Projects

FoVer: Efficient PRM Training Data Synthesis via Formal Verification (2025)
Process Reward Models (PRMs) provide step-level verification to LLM reasoning. However, PRM training data in prior work relies on human annotated labels or costly automatic methods, which generate noisy training labels. We propose FoVer, an efficient method to create accurate PRM training data from formal reasoning tasks using formal verification tools like Z3 and Isabelle. Experimental results demonstrate that FoVer improves PRM performance on widely used benchmarks for informal reasoning tasks.

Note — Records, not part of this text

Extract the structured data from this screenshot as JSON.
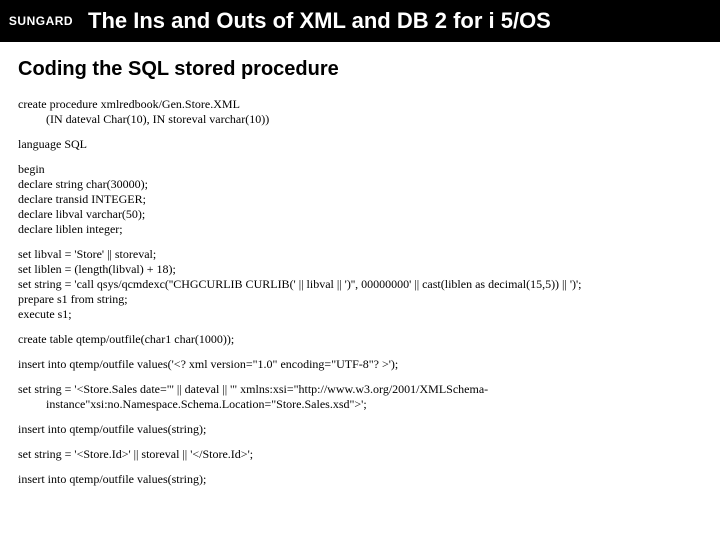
{
  "header": {
    "logo": "SUNGARD",
    "title": "The Ins and Outs of XML and DB 2 for i 5/OS"
  },
  "subtitle": "Coding the SQL stored procedure",
  "code": {
    "l01": "create procedure xmlredbook/Gen.Store.XML",
    "l02": "(IN dateval Char(10), IN storeval varchar(10))",
    "l03": "language SQL",
    "l04": "begin",
    "l05": "declare string char(30000);",
    "l06": "declare transid INTEGER;",
    "l07": "declare libval varchar(50);",
    "l08": "declare liblen integer;",
    "l09": "set libval = 'Store' || storeval;",
    "l10": "set liblen = (length(libval) + 18);",
    "l11": "set string = 'call qsys/qcmdexc(''CHGCURLIB CURLIB(' || libval || ')'', 00000000' || cast(liblen as decimal(15,5)) || ')';",
    "l12": "prepare s1 from string;",
    "l13": "execute s1;",
    "l14": "create table qtemp/outfile(char1 char(1000));",
    "l15": "insert into qtemp/outfile values('<? xml version=\"1.0\" encoding=\"UTF-8\"? >');",
    "l16": "set string = '<Store.Sales date=\"' || dateval || '\" xmlns:xsi=\"http://www.w3.org/2001/XMLSchema-",
    "l17": "instance\"xsi:no.Namespace.Schema.Location=\"Store.Sales.xsd\">';",
    "l18": "insert into qtemp/outfile values(string);",
    "l19": "set string = '<Store.Id>' || storeval || '</Store.Id>';",
    "l20": "insert into qtemp/outfile values(string);"
  }
}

VisOnlyQA: LVLMs Still Struggle with Visual Perception of Geometric Information (COLM 2025)
VisOnlyQA is a benchmark for evaluating the geometric perception capabilities of LVLMs, consisting of 12 tasks that ask about geometric properties (e.g., angle, size, and shape) in four categories of scientific figures: geometric shapes, charts, chemical structures, and 3D shapes. We demonstrate that LVLMs still often cannot accurately perceive basic geometric information in images.
Critical Survey of Self-Correction of LLMs (TACL 2024)
We critically survey broad papers and discuss the conditions required for successful self-correction. Our survey indicates that (1) no prior work demonstrates successful self-correction with feedback from prompted LLMs, except for studies in tasks that are exceptionally suited for self-correction, (2) self-correction works well in tasks that can use reliable external feedback, and (3) large-scale fine-tuning enables self-correction.
ReaLMistake: Evaluating LLMs at Detecting Errors in LLM Responses (COLM 2024)
ReaLMistake is a benchmark for evaluating error detection methods that detects errors in LLM responses. This benchmark includes errors made by GPT-4 and Llama 2 70B on three tasks (math word problem generation, fine-grained fact verification, and answerability classification). We observe that LLMs still cannot reliably detect mistakes made by LLMs. Strong LLMs like GPT-4 and Claude 3 detect errors made by LLMs at very low recall, and all LLM-based error detectors perform much worse than humans.